Не держи его, веревка.Может, жил не очень ловко –кто сегодня разберет?Не упорствуй, пусть идет.

Персонажи и события совпадают с реальными по случайности. Письмо Валентина Данилова подлинное.

Мой дедушка отрезал себе хуй и повесился. Как вы думаете, может получиться из его внука что-то хорошее? Думаю, может. Надо только не брать в голову все эти прошлые истории, не относящиеся к тебе лично, и жить, ориентируясь на себя самого, на свои собственные таланты и пороки, провалы и достижения.

Сам того не желая, я стал продолжателем дедовской линии. Также пишу стихи и в глазах многих литературно функционерствую: раздаю премии молодым литераторам от имени одного покойного советского классика, дедовского друга и ученика. Моего крестного папы.

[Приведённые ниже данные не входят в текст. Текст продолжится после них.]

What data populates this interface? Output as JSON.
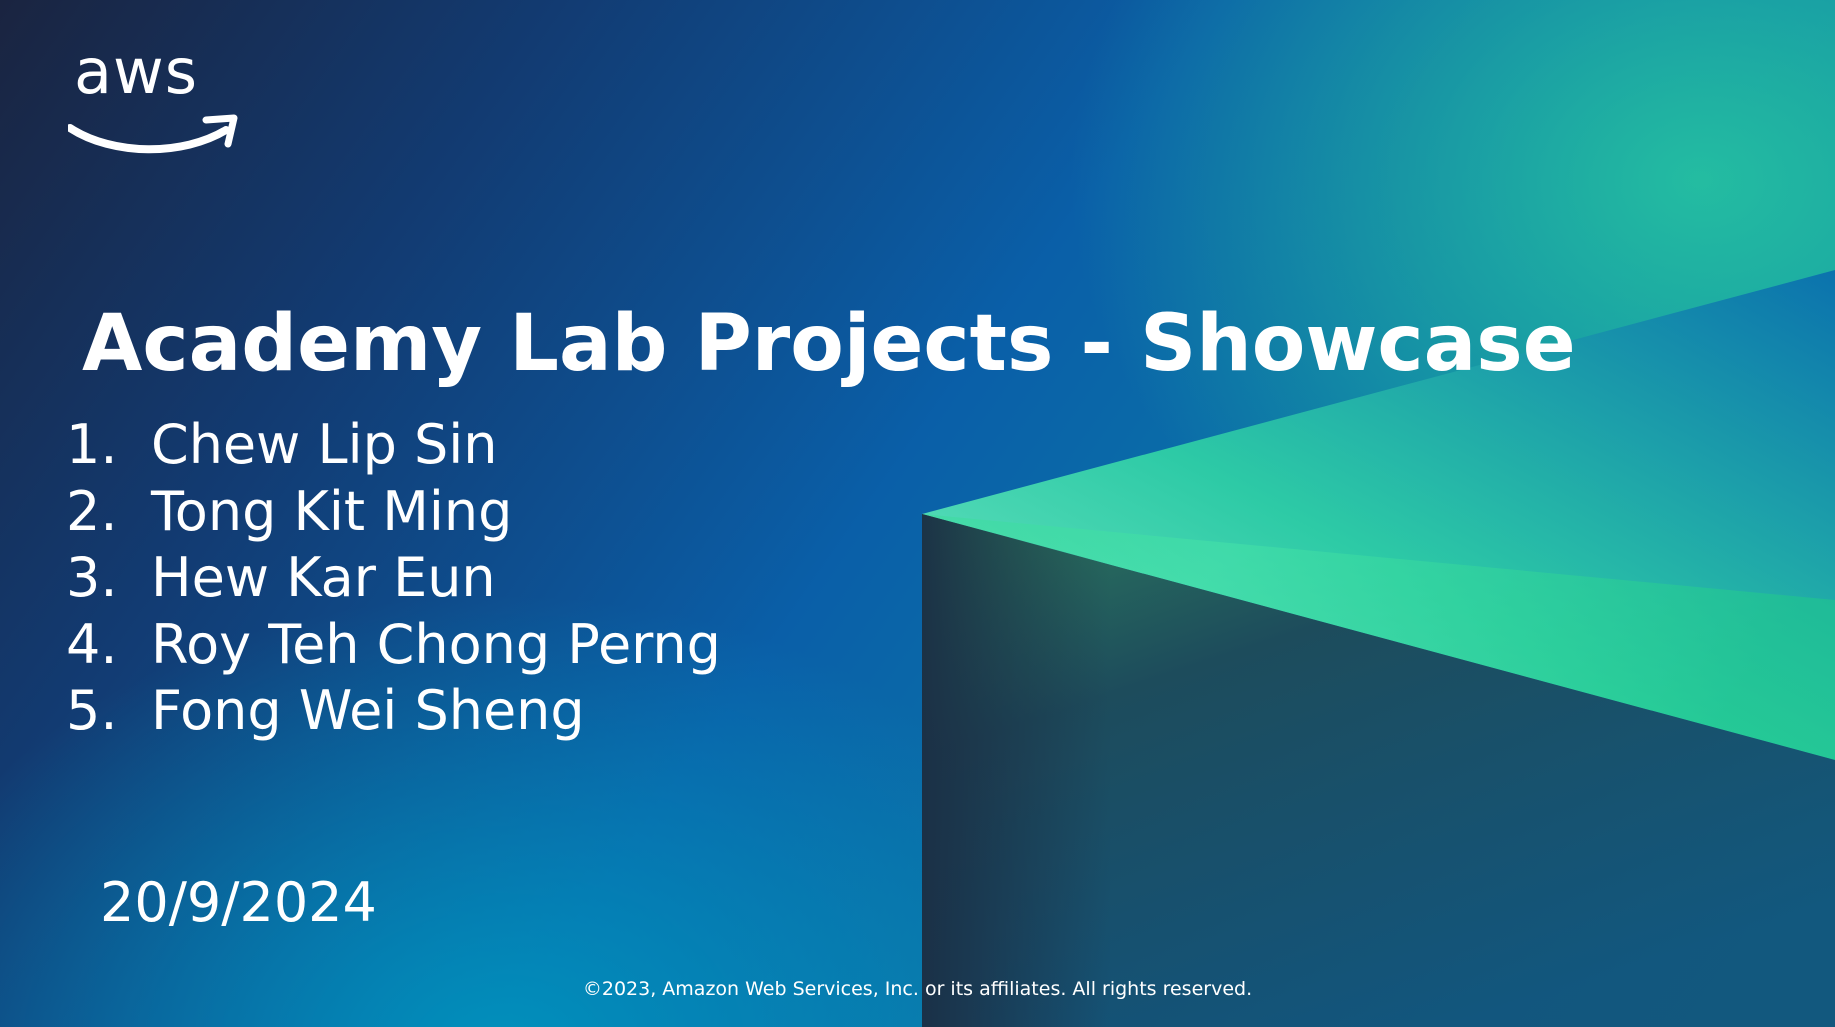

Первый мой стих назывался «Ленин в Шушенском», и это свидетельствовало не столько о моем полном идиотизме, ибо на дворе были девяностые годы, и никакой Ленин давно уже не котировался, сколько о вхождении в мою хрупкую душу беспокойного дедушкиного талантика, посвящавшего Ильичу в былые годы сотни однообразных восторженных строк без смысла и оригинального выражения, созданных для угоды, ради лояльности и хорошего гонорара. Тем не менее зав. отделом поэзии областной газетенки, куда я этот стишок направил, ответил пространным серьезным письмом, где ни словом не обмолвился о неактуальности темы, а лишь разъяснил начинающему поэту основы стихосложения, покритиковал рифмы и пожелал успехов. Получить письмо из редакции было приятно, и на «Ленине в Шушенском» я не задержался. Следующее стихотворение называлось «Ленин в ноябре», и в нем мне виделись свой стиль и оригинальность мысли, ведь до меня не было стихов про Ленина в ноябре, а были лишь о Ленине в октябре и в феврале, так что я, несомненно, вносил в отечественную поэтику новую составляющую. Правда, что это был конкретно за ноябрь, я так и не разобрался, и содержательно ничем от Ильича в иные месяцы стихотворение не отличалось. Письмо из другой газеты в ответ на моего ноябрьского вождя пришло незамедлительно: оно не было уже таким поучающим и полезным, скорее было просто отпиской редактора от автора-идиота. Время все же менялось, и редакторы постепенно умнели. Но как волнительно было с утра, пока весь дом спит, красться к почтовому ящику, доставать оттуда конверт с печатями, прятать его под майку или в штаны и осторожно, стараясь не привлекать внимания шорохом раздираемой бумаги, сидя на унитазе, читать вежливое взвешенное послание умного и, наверняка, талантливого человека.

Когда ответов накопилось с полтысячи, а каждый более свежий был более и сухим, я понял бессмысленность существования газетных редакций. И вправду, к чему они надобны, если не могут углядеть в молодом поэте очевидного поэтического огня? Заходить нужно было с другой стороны.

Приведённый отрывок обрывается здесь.